Winfield Police to start K-9 unit

Published: Saturday, September 12, 2009 7:15 AM CDT
The development of a K-9 unit for the Winfield Police Department has been approved recently, and Winfield Police Chief Danny Parker is looking to the community for support in starting the program.

“We’re going to try to make some contacts in the community, hoping that the community will support this project,” Parker said. “It’s a needed tool to help combat drug traffic.”

A fundraiser barbecue to help police pay for the dog, training and equipment will be held Friday outside the police station, 812 Millington. A donation of $5 is suggested for the meal of grilled burgers, hot dogs, baked beans, chips and a drink.

According to Parker, raising funds locally through community support is the best option to pay for a K-9 dog. He estimates the total startup cost for a K-9 unit to be around $15,000.

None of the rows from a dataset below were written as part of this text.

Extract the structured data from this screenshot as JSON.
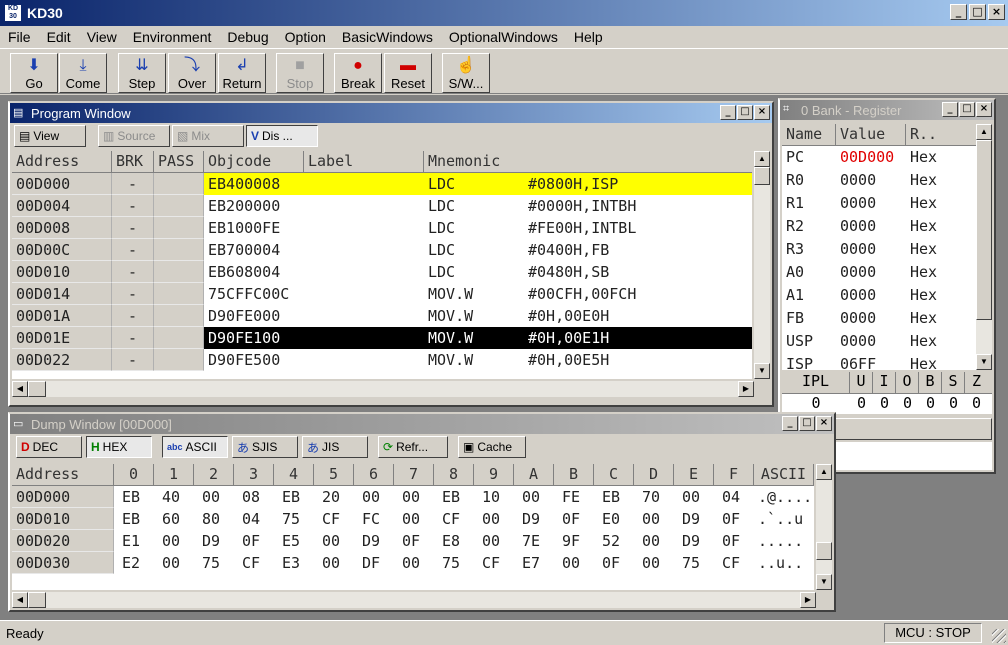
{
  "app": {
    "title": "KD30",
    "logo": "KD 30"
  },
  "menu": [
    "File",
    "Edit",
    "View",
    "Environment",
    "Debug",
    "Option",
    "BasicWindows",
    "OptionalWindows",
    "Help"
  ],
  "toolbar": [
    {
      "label": "Go",
      "icon": "down-arrow-icon"
    },
    {
      "label": "Come",
      "icon": "down-arrow-bar-icon"
    },
    {
      "label": "Step",
      "icon": "step-icon"
    },
    {
      "label": "Over",
      "icon": "step-over-icon"
    },
    {
      "label": "Return",
      "icon": "return-icon"
    },
    {
      "label": "Stop",
      "icon": "stop-icon",
      "disabled": true
    },
    {
      "label": "Break",
      "icon": "break-icon"
    },
    {
      "label": "Reset",
      "icon": "reset-icon"
    },
    {
      "label": "S/W...",
      "icon": "hand-icon"
    }
  ],
  "program": {
    "title": "Program Window",
    "buttons": {
      "view": "View",
      "source": "Source",
      "mix": "Mix",
      "dis": "Dis ..."
    },
    "headers": [
      "Address",
      "BRK",
      "PASS",
      "Objcode",
      "Label",
      "Mnemonic"
    ],
    "rows": [
      {
        "addr": "00D000",
        "brk": "-",
        "pass": "",
        "obj": "EB400008",
        "label": "",
        "mnem": "LDC",
        "oper": "#0800H,ISP",
        "hl": "yellow"
      },
      {
        "addr": "00D004",
        "brk": "-",
        "pass": "",
        "obj": "EB200000",
        "label": "",
        "mnem": "LDC",
        "oper": "#0000H,INTBH",
        "hl": ""
      },
      {
        "addr": "00D008",
        "brk": "-",
        "pass": "",
        "obj": "EB1000FE",
        "label": "",
        "mnem": "LDC",
        "oper": "#FE00H,INTBL",
        "hl": ""
      },
      {
        "addr": "00D00C",
        "brk": "-",
        "pass": "",
        "obj": "EB700004",
        "label": "",
        "mnem": "LDC",
        "oper": "#0400H,FB",
        "hl": ""
      },
      {
        "addr": "00D010",
        "brk": "-",
        "pass": "",
        "obj": "EB608004",
        "label": "",
        "mnem": "LDC",
        "oper": "#0480H,SB",
        "hl": ""
      },
      {
        "addr": "00D014",
        "brk": "-",
        "pass": "",
        "obj": "75CFFC00C",
        "label": "",
        "mnem": "MOV.W",
        "oper": "#00CFH,00FCH",
        "hl": ""
      },
      {
        "addr": "00D01A",
        "brk": "-",
        "pass": "",
        "obj": "D90FE000",
        "label": "",
        "mnem": "MOV.W",
        "oper": "#0H,00E0H",
        "hl": ""
      },
      {
        "addr": "00D01E",
        "brk": "-",
        "pass": "",
        "obj": "D90FE100",
        "label": "",
        "mnem": "MOV.W",
        "oper": "#0H,00E1H",
        "hl": "black"
      },
      {
        "addr": "00D022",
        "brk": "-",
        "pass": "",
        "obj": "D90FE500",
        "label": "",
        "mnem": "MOV.W",
        "oper": "#0H,00E5H",
        "hl": ""
      }
    ]
  },
  "register": {
    "title": "0 Bank - Register",
    "headers": [
      "Name",
      "Value",
      "R.."
    ],
    "rows": [
      {
        "name": "PC",
        "value": "00D000",
        "radix": "Hex",
        "changed": true
      },
      {
        "name": "R0",
        "value": "0000",
        "radix": "Hex"
      },
      {
        "name": "R1",
        "value": "0000",
        "radix": "Hex"
      },
      {
        "name": "R2",
        "value": "0000",
        "radix": "Hex"
      },
      {
        "name": "R3",
        "value": "0000",
        "radix": "Hex"
      },
      {
        "name": "A0",
        "value": "0000",
        "radix": "Hex"
      },
      {
        "name": "A1",
        "value": "0000",
        "radix": "Hex"
      },
      {
        "name": "FB",
        "value": "0000",
        "radix": "Hex"
      },
      {
        "name": "USP",
        "value": "0000",
        "radix": "Hex"
      },
      {
        "name": "ISP",
        "value": "06FF",
        "radix": "Hex"
      }
    ],
    "flag_headers": [
      "IPL",
      "U",
      "I",
      "O",
      "B",
      "S",
      "Z"
    ],
    "flag_values": [
      "0",
      "0",
      "0",
      "0",
      "0",
      "0",
      "0"
    ]
  },
  "dump": {
    "title": "Dump Window [00D000]",
    "buttons": {
      "dec": "DEC",
      "hex": "HEX",
      "ascii": "ASCII",
      "sjis": "SJIS",
      "jis": "JIS",
      "refresh": "Refr...",
      "cache": "Cache"
    },
    "headers": [
      "Address",
      "0",
      "1",
      "2",
      "3",
      "4",
      "5",
      "6",
      "7",
      "8",
      "9",
      "A",
      "B",
      "C",
      "D",
      "E",
      "F",
      "ASCII"
    ],
    "rows": [
      {
        "addr": "00D000",
        "bytes": [
          "EB",
          "40",
          "00",
          "08",
          "EB",
          "20",
          "00",
          "00",
          "EB",
          "10",
          "00",
          "FE",
          "EB",
          "70",
          "00",
          "04"
        ],
        "ascii": ".@...."
      },
      {
        "addr": "00D010",
        "bytes": [
          "EB",
          "60",
          "80",
          "04",
          "75",
          "CF",
          "FC",
          "00",
          "CF",
          "00",
          "D9",
          "0F",
          "E0",
          "00",
          "D9",
          "0F"
        ],
        "ascii": ".`..u"
      },
      {
        "addr": "00D020",
        "bytes": [
          "E1",
          "00",
          "D9",
          "0F",
          "E5",
          "00",
          "D9",
          "0F",
          "E8",
          "00",
          "7E",
          "9F",
          "52",
          "00",
          "D9",
          "0F"
        ],
        "ascii": "....."
      },
      {
        "addr": "00D030",
        "bytes": [
          "E2",
          "00",
          "75",
          "CF",
          "E3",
          "00",
          "DF",
          "00",
          "75",
          "CF",
          "E7",
          "00",
          "0F",
          "00",
          "75",
          "CF"
        ],
        "ascii": "..u.."
      }
    ]
  },
  "status": {
    "text": "Ready",
    "mcu": "MCU : STOP"
  }
}
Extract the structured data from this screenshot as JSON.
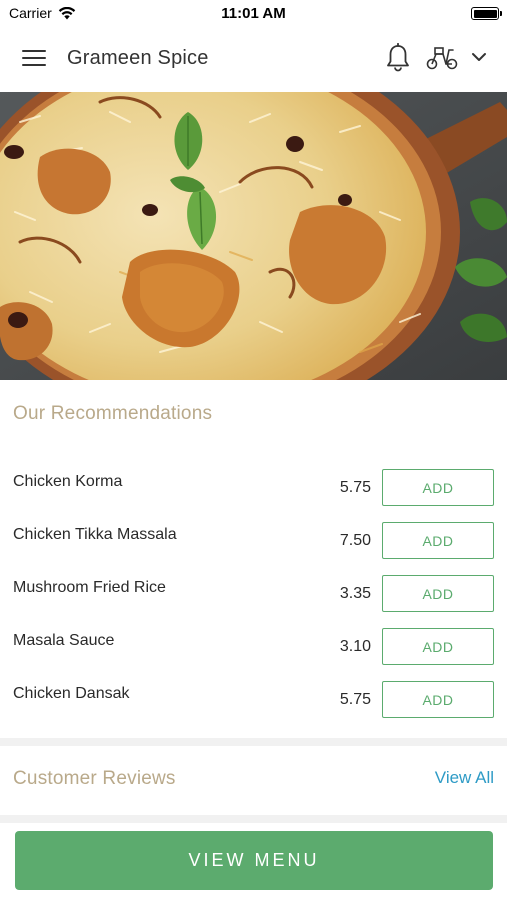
{
  "status_bar": {
    "carrier": "Carrier",
    "time": "11:01 AM"
  },
  "header": {
    "title": "Grameen Spice",
    "icons": [
      "menu-icon",
      "bell-icon",
      "scooter-icon",
      "chevron-down-icon"
    ]
  },
  "recommendations": {
    "title": "Our Recommendations",
    "add_label": "ADD",
    "items": [
      {
        "name": "Chicken Korma",
        "price": "5.75"
      },
      {
        "name": "Chicken Tikka Massala",
        "price": "7.50"
      },
      {
        "name": "Mushroom Fried Rice",
        "price": "3.35"
      },
      {
        "name": "Masala Sauce",
        "price": "3.10"
      },
      {
        "name": "Chicken Dansak",
        "price": "5.75"
      }
    ]
  },
  "reviews": {
    "title": "Customer Reviews",
    "view_all": "View All"
  },
  "footer": {
    "button_label": "VIEW MENU"
  },
  "colors": {
    "accent_green": "#5bab6e",
    "section_title": "#b9a98a",
    "link_blue": "#2e9bc6"
  }
}
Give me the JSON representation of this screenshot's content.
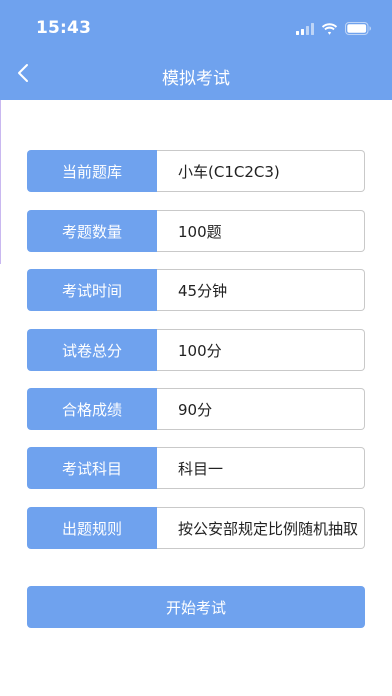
{
  "status_bar": {
    "time": "15:43",
    "icons": [
      "cellular-signal-icon",
      "wifi-icon",
      "battery-icon"
    ]
  },
  "nav": {
    "back_icon": "chevron-left-icon",
    "title": "模拟考试"
  },
  "colors": {
    "primary": "#6fa2ee",
    "text": "#222222",
    "border": "#c9c9c9"
  },
  "info": [
    {
      "label": "当前题库",
      "value": "小车(C1C2C3)"
    },
    {
      "label": "考题数量",
      "value": "100题"
    },
    {
      "label": "考试时间",
      "value": "45分钟"
    },
    {
      "label": "试卷总分",
      "value": "100分"
    },
    {
      "label": "合格成绩",
      "value": "90分"
    },
    {
      "label": "考试科目",
      "value": "科目一"
    },
    {
      "label": "出题规则",
      "value": "按公安部规定比例随机抽取"
    }
  ],
  "start_button": {
    "label": "开始考试"
  }
}
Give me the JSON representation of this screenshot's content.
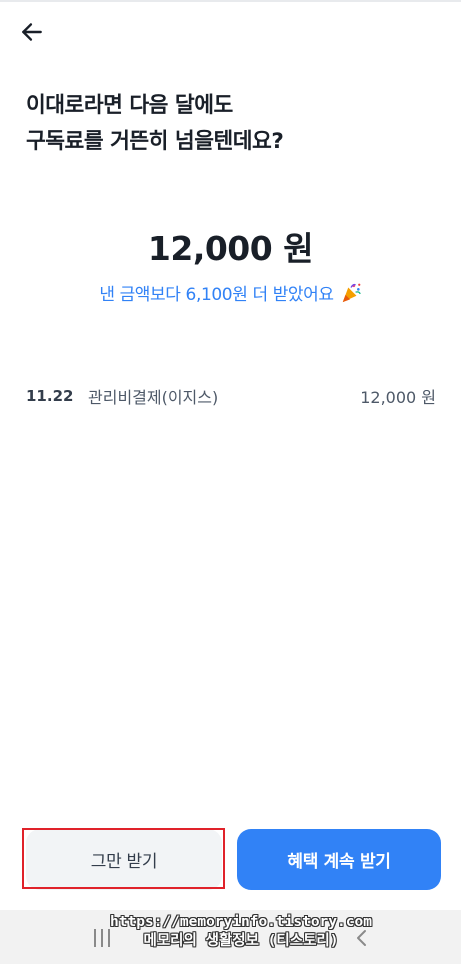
{
  "header": {
    "back_icon": "arrow-left-icon"
  },
  "headline": {
    "line1": "이대로라면 다음 달에도",
    "line2": "구독료를 거뜬히 넘을텐데요?"
  },
  "summary": {
    "amount": "12,000 원",
    "benefit_message": "낸 금액보다 6,100원 더 받았어요",
    "benefit_icon": "party-popper-icon"
  },
  "transactions": [
    {
      "date": "11.22",
      "description": "관리비결제(이지스)",
      "amount": "12,000 원"
    }
  ],
  "actions": {
    "stop_label": "그만 받기",
    "continue_label": "혜택 계속 받기"
  },
  "colors": {
    "accent": "#3182f6",
    "text_primary": "#191f28",
    "text_secondary": "#4e5968",
    "secondary_button_bg": "#f2f4f6",
    "highlight_border": "#e0222a"
  },
  "watermark": {
    "line1": "https://memoryinfo.tistory.com",
    "line2": "메모리의 생활정보 (티스토리)"
  },
  "system_nav": {
    "recent_icon": "recent-apps-icon",
    "back_icon": "chevron-left-icon"
  }
}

“Grants aren’t as much of an option because they offer the dogs themselves, and many of those dogs are rescued dogs,” Parker said. “They are not bred for this type of thing. You have to be very careful in the selection of these animals.”

A handler for the dog has not yet been determined, Parker said, but will come from within the department. A handler trains with, works alongside and cares for the dog.

Out of the many types of K-9 dogs available, including explosives, narcotics, attack, patrol and tracking, Parker would like to purchase a narcotics dog. He hopes eventually to train the dog for tracking as well.

The dog breed Parker is hoping to get is a Belgian Malinois. It is among several breeds commonly used for police K-9 work, but Parker prefers the Belgian Malinois over others for its calm demeanor.

“We want a dog that is good-natured and intelligent,” Parker said, “and most Belgian Malinois are.

“There’s all kinds of concern about an animal like that being a biter. We’re not training this as a patrol (or attack) dog, and Belgian Malinois, as a breed, are very good-natured animals. They love people and are very good around people.”

While police chief of Concordia, Parker formed a K-9 program in the spring of 2006 using a Belgian Malinois. He recalled the friendly nature of the dog used there.

“When the handler would bring him in the police station, he would run by my office,” Parker said. “If I were in there, he’d do a 180 and come in, run around and lay his head on my lap, wanting to be petted. They’re very affectionate animals.”

Parker cited the recent armed robbery case at Babi’s Petro Stop as a situation in which a tracking dog based in Winfield could have changed the outcome of the search for a suspect.

After police spotted the suspect fleeing on foot near Viking and Warren, a Cowley County Sheriff’s deputy chased the suspect into the woods. A perimeter was set up while police waited for a K-9 unit, Basco and handler Sgt. Chad McCluskey of the Augusta Department of Public Safety.

“Basco and Chad arrived within 25 minutes,” Parker said, “but if we could have gotten a dog there within the first 10 minutes, we would have probably been in a little better shape as far as the tracking goes. The longer a period of time you have to wait, the further distance a suspect can get.”

Parker said Winfield’s K-9 and handler would be made available as mutual aid to area police departments. Basco and Sgt. McCluskey also operate on a mutual aid status with Winfield and other communities, Parker said.

Once trained for tracking, the K-9 can also be used to help locate missing persons, according to Parker.

The dog can pick up a scent known to belong to a child or adult who has wandered off and then follow the scent trail.

The same concept is used for tracking evidence in criminal cases, Parker said.